Mark: One buzzword you hear in technology M&A is reverse vesting or re-vesting. That's a requirement imposed by a buyer to get retention value for the key employees that are part of the deal by requiring, even if you're a founder that has fully vested in your equity, to re-vest a portion of that tied to your continued employment with the buyer. It ranges anywhere from 25%, sometimes all the way up to 100% over a 2-4 year vesting time period.

But it's a negotiable term, one in which buyers want to get the retention value and something that also can raise certain tax implications. What are the tax implications of the re-vesting feature that we see commonly in deals these days?

Eric: Sure. So whenever you have a payment that is tied to the future performance of services, it raises a concern as to whether that payment should be treated as compensation for services. And that's generally bad news for sellers because compensation for services is generally subject to the highest tax rates, whereas deal consideration, proceeds for stock, is generally eligible for more favorable capital gains rates, as well as potentially 100% exclusion as qualified small business stock, or QSBS.

Fortunately, there is favorable tax authority that says, notwithstanding the fact that that consideration may be tied to future performance of services, as long as it's a value for value exchange, namely that the stock given up by the selling shareholder is equal in value to the buyer equity or other consideration that they receive in that transaction, that it will not be treated as compensation, even though it's subject to continued performance of services. However, it's critical to have the parties agree on the reporting of that, consistent with that treatment as deal consideration and not compensation for services.

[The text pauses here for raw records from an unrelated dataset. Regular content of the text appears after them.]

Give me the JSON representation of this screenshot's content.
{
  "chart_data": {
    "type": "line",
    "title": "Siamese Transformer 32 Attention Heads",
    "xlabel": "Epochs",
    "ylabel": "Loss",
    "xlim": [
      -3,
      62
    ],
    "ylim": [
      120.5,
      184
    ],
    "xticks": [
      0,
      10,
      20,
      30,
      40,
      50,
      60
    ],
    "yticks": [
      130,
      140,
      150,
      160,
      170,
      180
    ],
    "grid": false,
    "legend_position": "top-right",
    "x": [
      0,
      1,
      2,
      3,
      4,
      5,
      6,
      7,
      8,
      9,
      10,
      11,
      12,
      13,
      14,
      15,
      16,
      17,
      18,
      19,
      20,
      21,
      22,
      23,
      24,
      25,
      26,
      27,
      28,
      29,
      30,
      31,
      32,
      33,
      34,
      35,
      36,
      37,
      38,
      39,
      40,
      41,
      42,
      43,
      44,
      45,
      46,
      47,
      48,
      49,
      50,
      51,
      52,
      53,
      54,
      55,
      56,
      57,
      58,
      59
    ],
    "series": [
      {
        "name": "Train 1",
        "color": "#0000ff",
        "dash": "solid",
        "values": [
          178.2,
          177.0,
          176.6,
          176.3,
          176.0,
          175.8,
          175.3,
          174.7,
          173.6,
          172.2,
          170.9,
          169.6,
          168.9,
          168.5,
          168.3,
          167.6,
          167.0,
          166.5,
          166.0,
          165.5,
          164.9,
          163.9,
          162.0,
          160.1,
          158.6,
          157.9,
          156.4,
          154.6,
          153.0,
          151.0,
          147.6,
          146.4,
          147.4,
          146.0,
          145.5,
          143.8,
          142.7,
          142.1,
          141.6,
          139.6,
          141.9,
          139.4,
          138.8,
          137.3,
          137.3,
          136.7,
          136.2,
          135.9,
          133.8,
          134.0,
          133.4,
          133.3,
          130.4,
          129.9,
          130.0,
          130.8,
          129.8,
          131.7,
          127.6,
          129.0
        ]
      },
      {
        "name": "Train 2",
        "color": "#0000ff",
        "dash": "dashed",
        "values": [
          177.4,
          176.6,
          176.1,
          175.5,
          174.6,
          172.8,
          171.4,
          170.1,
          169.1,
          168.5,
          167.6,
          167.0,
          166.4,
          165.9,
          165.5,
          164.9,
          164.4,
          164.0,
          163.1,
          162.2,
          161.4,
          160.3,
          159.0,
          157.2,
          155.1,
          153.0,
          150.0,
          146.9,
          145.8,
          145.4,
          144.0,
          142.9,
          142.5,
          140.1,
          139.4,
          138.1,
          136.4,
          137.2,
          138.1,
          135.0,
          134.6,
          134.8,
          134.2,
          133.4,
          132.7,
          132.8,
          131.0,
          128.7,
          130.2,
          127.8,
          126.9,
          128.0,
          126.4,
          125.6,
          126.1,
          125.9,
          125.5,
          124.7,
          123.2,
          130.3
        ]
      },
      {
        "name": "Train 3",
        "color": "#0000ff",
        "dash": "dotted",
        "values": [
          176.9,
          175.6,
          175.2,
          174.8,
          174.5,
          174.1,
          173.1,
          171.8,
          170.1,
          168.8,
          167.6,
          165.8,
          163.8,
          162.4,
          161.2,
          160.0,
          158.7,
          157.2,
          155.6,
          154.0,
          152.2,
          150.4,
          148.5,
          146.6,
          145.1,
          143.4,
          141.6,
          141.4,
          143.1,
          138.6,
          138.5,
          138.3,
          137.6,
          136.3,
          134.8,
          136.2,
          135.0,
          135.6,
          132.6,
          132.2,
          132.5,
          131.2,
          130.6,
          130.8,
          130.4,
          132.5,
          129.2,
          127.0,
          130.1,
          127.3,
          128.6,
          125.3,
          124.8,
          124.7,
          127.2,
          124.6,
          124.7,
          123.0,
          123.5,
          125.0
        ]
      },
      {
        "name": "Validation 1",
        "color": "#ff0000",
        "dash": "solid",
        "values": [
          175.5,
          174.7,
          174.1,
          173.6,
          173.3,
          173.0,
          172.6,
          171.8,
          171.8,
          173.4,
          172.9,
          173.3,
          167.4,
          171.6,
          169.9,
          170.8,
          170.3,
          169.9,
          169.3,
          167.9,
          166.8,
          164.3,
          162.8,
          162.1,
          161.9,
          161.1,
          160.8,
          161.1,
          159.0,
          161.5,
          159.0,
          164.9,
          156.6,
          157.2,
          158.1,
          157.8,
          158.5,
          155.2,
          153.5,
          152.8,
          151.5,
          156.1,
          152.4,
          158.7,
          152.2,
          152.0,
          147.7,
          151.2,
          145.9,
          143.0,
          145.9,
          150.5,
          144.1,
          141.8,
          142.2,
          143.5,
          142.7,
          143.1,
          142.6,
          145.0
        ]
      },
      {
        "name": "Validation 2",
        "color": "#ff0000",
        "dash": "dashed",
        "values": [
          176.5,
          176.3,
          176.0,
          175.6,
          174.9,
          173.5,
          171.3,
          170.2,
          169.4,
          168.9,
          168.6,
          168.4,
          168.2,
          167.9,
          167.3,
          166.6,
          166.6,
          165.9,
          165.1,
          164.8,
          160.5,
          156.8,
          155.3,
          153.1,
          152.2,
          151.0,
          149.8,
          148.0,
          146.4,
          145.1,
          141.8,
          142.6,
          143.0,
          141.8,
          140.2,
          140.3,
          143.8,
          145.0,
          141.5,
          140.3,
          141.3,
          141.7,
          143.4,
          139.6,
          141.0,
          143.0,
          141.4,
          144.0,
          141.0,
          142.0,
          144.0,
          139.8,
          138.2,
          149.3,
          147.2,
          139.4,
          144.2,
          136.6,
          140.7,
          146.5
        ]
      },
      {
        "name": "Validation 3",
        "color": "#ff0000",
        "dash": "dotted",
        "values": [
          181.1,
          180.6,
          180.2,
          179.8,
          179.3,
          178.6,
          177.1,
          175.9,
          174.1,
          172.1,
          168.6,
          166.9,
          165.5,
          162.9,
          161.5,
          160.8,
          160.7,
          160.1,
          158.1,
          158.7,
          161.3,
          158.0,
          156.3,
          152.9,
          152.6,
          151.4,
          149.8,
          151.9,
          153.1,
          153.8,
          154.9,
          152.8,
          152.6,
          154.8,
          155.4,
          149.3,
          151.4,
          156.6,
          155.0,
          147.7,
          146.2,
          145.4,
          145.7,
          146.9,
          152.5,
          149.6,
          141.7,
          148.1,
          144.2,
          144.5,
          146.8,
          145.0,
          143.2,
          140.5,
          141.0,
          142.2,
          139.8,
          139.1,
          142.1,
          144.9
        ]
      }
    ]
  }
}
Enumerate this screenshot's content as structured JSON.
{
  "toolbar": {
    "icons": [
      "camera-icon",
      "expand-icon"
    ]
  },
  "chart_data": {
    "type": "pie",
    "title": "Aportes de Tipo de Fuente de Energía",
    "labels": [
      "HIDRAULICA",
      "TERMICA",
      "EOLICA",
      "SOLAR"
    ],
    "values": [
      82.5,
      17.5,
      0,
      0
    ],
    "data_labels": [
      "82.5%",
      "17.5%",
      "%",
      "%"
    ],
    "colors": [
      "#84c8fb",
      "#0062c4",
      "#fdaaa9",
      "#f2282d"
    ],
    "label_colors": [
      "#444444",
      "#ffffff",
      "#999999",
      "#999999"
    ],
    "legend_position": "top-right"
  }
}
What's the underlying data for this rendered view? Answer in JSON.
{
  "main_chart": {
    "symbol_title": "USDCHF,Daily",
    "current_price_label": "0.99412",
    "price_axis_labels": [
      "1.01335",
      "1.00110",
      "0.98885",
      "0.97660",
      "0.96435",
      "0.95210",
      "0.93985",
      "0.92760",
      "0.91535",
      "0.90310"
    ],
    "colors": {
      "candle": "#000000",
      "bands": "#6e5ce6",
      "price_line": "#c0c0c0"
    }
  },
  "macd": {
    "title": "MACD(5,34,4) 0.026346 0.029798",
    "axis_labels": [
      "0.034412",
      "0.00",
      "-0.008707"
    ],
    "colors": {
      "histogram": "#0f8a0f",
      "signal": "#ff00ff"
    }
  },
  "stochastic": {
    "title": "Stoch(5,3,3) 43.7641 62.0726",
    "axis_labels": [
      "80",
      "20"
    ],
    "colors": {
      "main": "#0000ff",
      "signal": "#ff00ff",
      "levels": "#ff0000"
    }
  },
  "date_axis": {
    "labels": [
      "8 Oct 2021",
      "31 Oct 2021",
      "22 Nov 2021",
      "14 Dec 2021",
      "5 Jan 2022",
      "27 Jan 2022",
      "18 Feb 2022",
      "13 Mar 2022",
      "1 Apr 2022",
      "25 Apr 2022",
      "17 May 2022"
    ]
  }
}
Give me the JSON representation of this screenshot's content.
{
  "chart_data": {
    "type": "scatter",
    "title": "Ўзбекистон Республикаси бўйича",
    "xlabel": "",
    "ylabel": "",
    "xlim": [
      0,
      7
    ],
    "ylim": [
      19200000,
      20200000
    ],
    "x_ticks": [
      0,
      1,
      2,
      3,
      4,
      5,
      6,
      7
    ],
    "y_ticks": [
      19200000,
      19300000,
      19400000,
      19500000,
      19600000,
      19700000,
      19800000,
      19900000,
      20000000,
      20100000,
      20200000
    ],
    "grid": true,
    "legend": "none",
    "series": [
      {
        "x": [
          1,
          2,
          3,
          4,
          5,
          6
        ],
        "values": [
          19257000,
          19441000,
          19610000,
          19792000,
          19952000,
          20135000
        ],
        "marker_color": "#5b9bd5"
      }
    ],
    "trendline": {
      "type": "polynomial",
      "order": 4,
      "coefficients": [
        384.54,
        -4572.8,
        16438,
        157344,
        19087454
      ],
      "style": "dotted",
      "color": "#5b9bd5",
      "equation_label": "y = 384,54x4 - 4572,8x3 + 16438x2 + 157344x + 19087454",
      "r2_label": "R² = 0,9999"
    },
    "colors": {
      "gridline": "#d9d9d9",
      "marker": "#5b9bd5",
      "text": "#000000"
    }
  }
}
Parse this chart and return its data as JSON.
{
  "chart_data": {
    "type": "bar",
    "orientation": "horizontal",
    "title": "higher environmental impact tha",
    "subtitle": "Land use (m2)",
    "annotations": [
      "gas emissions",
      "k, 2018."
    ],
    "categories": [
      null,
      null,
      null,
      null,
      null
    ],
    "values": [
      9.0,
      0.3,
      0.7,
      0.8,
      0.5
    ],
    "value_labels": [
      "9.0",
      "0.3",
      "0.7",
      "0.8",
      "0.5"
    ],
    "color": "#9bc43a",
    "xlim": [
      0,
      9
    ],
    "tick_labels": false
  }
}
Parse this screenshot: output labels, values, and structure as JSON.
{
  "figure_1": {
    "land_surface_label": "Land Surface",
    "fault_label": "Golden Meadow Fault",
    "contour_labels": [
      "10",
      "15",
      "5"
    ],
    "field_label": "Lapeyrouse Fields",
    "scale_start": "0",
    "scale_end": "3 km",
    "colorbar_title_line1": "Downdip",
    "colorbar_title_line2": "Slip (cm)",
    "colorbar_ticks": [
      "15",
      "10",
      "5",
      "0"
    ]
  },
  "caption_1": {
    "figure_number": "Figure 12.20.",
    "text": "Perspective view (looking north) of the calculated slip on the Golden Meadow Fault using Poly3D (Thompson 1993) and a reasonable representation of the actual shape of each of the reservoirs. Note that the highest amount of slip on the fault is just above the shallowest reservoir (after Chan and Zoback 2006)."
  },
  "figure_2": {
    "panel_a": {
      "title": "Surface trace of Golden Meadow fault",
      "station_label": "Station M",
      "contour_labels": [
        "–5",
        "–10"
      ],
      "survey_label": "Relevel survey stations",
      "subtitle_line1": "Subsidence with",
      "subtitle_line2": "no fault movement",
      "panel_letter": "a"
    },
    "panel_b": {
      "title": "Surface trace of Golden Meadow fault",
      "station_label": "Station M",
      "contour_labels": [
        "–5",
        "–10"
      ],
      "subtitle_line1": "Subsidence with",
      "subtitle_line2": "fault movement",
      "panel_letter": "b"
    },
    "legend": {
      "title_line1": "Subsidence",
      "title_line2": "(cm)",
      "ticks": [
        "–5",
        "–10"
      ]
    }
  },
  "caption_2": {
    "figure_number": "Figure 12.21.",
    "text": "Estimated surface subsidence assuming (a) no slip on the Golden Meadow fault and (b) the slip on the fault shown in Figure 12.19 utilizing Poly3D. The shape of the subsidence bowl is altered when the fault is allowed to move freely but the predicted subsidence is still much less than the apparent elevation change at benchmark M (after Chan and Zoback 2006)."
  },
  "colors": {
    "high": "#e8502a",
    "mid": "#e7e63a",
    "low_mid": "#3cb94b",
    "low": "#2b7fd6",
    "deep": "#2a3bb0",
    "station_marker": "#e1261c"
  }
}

Mark: So basically, in my experience, it's a requirement imposed by buyers, but not one that the sellers ought to be exposed to extraordinary tax risk because of the magnitude of the tax implication if it were recharacterized as compensation.

So it's important to know that the terms of the re-vesting is negotiable. There are acceleration rights that can be negotiated to the individual's benefit. And for sure, we need to make sure that the tax alignment between the parties is obtained so that we can mitigate that risk.